I will not understate the necessity to consider the matter carefully. Uncertainty is as much an indication of desire as it is of anxiety. Very often we regard the future with unmeasured hope and expectation. While this is neither unique nor unacceptable, it requires the limitation of fact. Fact is traditionally a sobering element of any discussion. Yet when considering one’s future it is often preferred to mystify the atmosphere rather than to clarify it.

But there is another fact to be kept in mind, one that is not a dampening of the future, rather a strengthening of the present. Oddly one’s present circumstances can as easily be overlooked as the future can be glorified. It is however a serious danger to be kept in mind if for no other reason than that today’s present soon becomes tomorrow’s past. That same history will project what we think of the future.

It is this circuity, this emblematic dissolution of the present into the past then into the future, that contributes to the difficulty of determining “What now?” Once again I stress the importance of careful consideration because the object is never to dilute the present or the future, nor to embellish either of them wistfully.  Rather the project is one of logic, that curative feature of thinking having the quality of being justifiable by reason. Confronting this level of rationality is naturally seldom intuitive.  Impulse isn’t a credential for the resolution. Nor is spontaneity.

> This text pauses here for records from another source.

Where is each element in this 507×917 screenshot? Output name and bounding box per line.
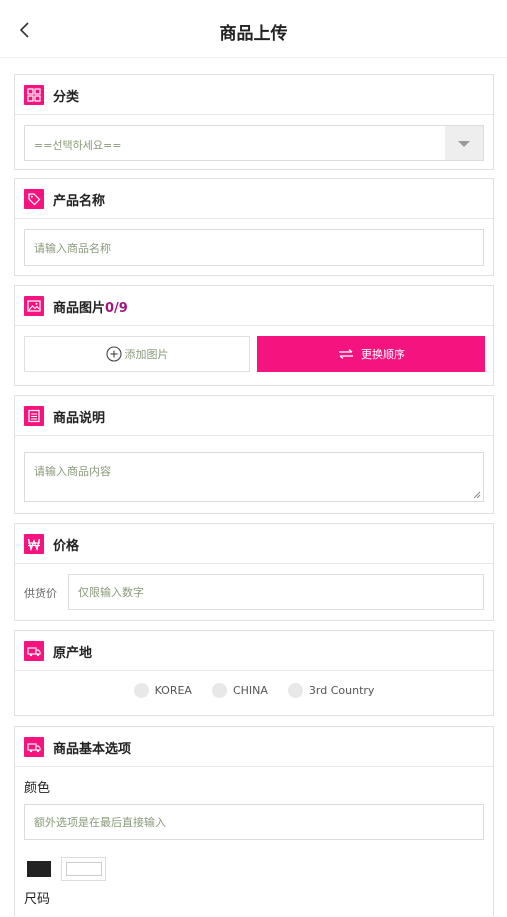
color-swatch-black[interactable]: [23, 857, 55, 881]
color-option-input[interactable]: 额外选项是在最后直接输入: [24, 804, 484, 840]
price-title: 价格: [53, 539, 80, 554]
category-section: 分类 ==선택하세요==: [14, 74, 494, 170]
reorder-label: 更换顺序: [361, 348, 405, 361]
swatch-fill: [65, 862, 102, 876]
add-image-label: 添加图片: [124, 348, 169, 361]
price-header: 价格: [15, 524, 493, 564]
origin-radio-group: KOREA CHINA 3rd Country: [15, 683, 493, 698]
origin-title: 原产地: [53, 646, 93, 661]
category-select[interactable]: ==선택하세요==: [24, 125, 484, 161]
product-images-section: 商品图片0/9 添加图片 更换顺序: [14, 285, 494, 386]
description-header: 商品说明: [15, 396, 493, 436]
price-section: 价格 供货价 仅限输入数字: [14, 523, 494, 621]
origin-section: 原产地 KOREA CHINA 3rd Country: [14, 630, 494, 716]
product-name-title: 产品名称: [53, 194, 106, 209]
product-name-section: 产品名称 请输入商品名称: [14, 178, 494, 276]
description-section: 商品说明 请输入商品内容: [14, 395, 494, 514]
radio-button[interactable]: [211, 683, 227, 698]
basic-options-title: 商品基本选项: [53, 742, 132, 757]
reorder-button[interactable]: 更换顺序: [257, 336, 485, 372]
product-name-input[interactable]: 请输入商品名称: [24, 229, 484, 266]
description-title: 商品说明: [53, 411, 106, 426]
description-textarea[interactable]: 请输入商品内容: [24, 452, 484, 502]
chevron-down-icon: [445, 126, 483, 160]
product-name-header: 产品名称: [15, 179, 493, 219]
product-images-title: 商品图片0/9: [53, 297, 128, 316]
product-images-header: 商品图片0/9: [15, 286, 493, 326]
image-icon: [24, 296, 44, 316]
color-swatch-white[interactable]: [61, 857, 106, 881]
grid-icon: [24, 85, 44, 105]
origin-option-korea[interactable]: KOREA: [133, 683, 192, 698]
plus-circle-icon: [105, 346, 122, 362]
basic-options-header: 商品基本选项: [15, 727, 493, 767]
product-images-label: 商品图片: [53, 301, 106, 316]
image-count: 0/9: [105, 301, 128, 316]
won-icon: [24, 534, 44, 554]
origin-option-china[interactable]: CHINA: [211, 683, 268, 698]
truck-icon: [24, 641, 44, 661]
swap-arrows-icon: [339, 349, 353, 359]
radio-button[interactable]: [133, 683, 149, 698]
page-header: 商品上传: [0, 0, 507, 58]
radio-button[interactable]: [287, 683, 303, 698]
supply-price-label: 供货价: [24, 587, 57, 600]
supply-price-input[interactable]: 仅限输入数字: [68, 574, 484, 610]
origin-option-label: CHINA: [232, 684, 268, 697]
color-label: 颜色: [24, 781, 51, 796]
basic-options-section: 商品基本选项 颜色 额外选项是在最后直接输入 尺码: [14, 726, 494, 916]
origin-option-label: KOREA: [154, 684, 192, 697]
swatch-fill: [27, 861, 51, 877]
category-title: 分类: [53, 90, 80, 105]
description-placeholder: 请输入商品内容: [34, 465, 111, 478]
add-image-button[interactable]: 添加图片: [24, 336, 250, 372]
tag-icon: [24, 189, 44, 209]
size-label: 尺码: [24, 892, 51, 907]
origin-header: 原产地: [15, 631, 493, 671]
truck-icon: [24, 737, 44, 757]
category-header: 分类: [15, 75, 493, 115]
origin-option-3rd-country[interactable]: 3rd Country: [287, 683, 375, 698]
origin-option-label: 3rd Country: [308, 684, 375, 697]
document-icon: [24, 406, 44, 426]
resize-handle-icon[interactable]: [473, 491, 481, 499]
category-select-value: ==선택하세요==: [34, 139, 122, 152]
page-title: 商品上传: [219, 24, 288, 44]
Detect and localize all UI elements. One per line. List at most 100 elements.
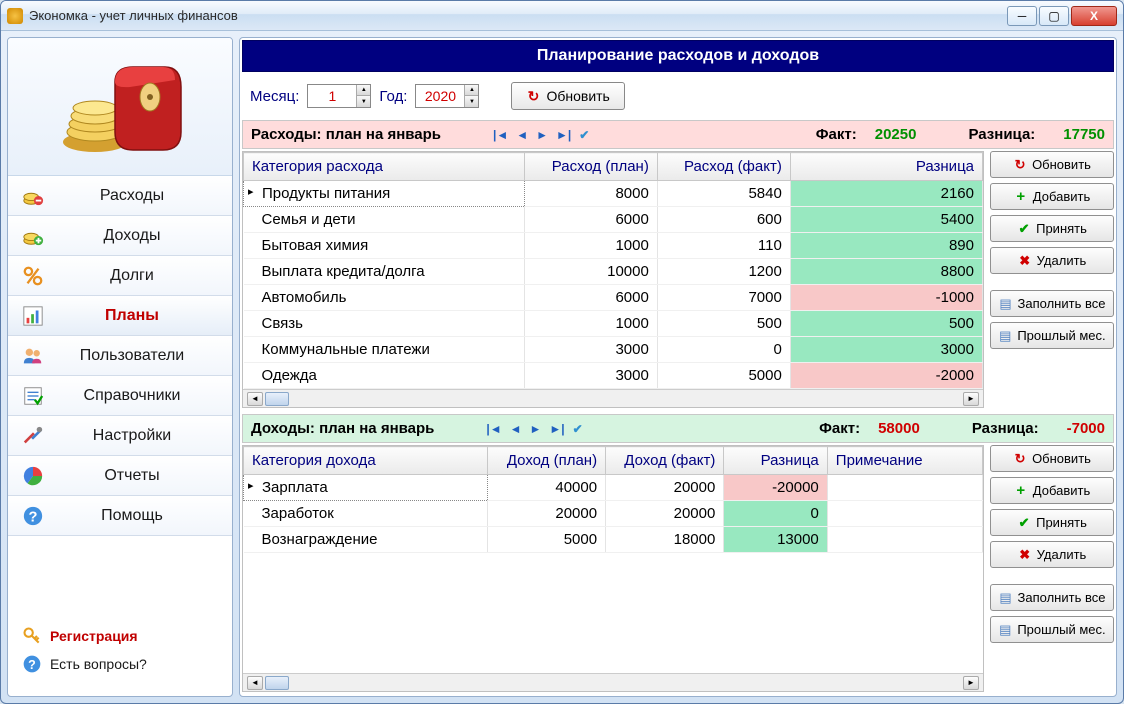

How it is that one accomplishes the inference that leads to the answer to “What now?” is itself an additional complication to the already broad enough contemplation. Nonetheless if we pause to allow the dust to settle or the sediment to fall, we’ll soon be left with a lucidity through which to perceive a coherence. The conclusion may be so simple, so pure that it appears at first to lack substance. But not unlike most realities their resonance clings to us and becomes immutable.  The inflexibility is however well established. The entire concept of motion is thus pacified.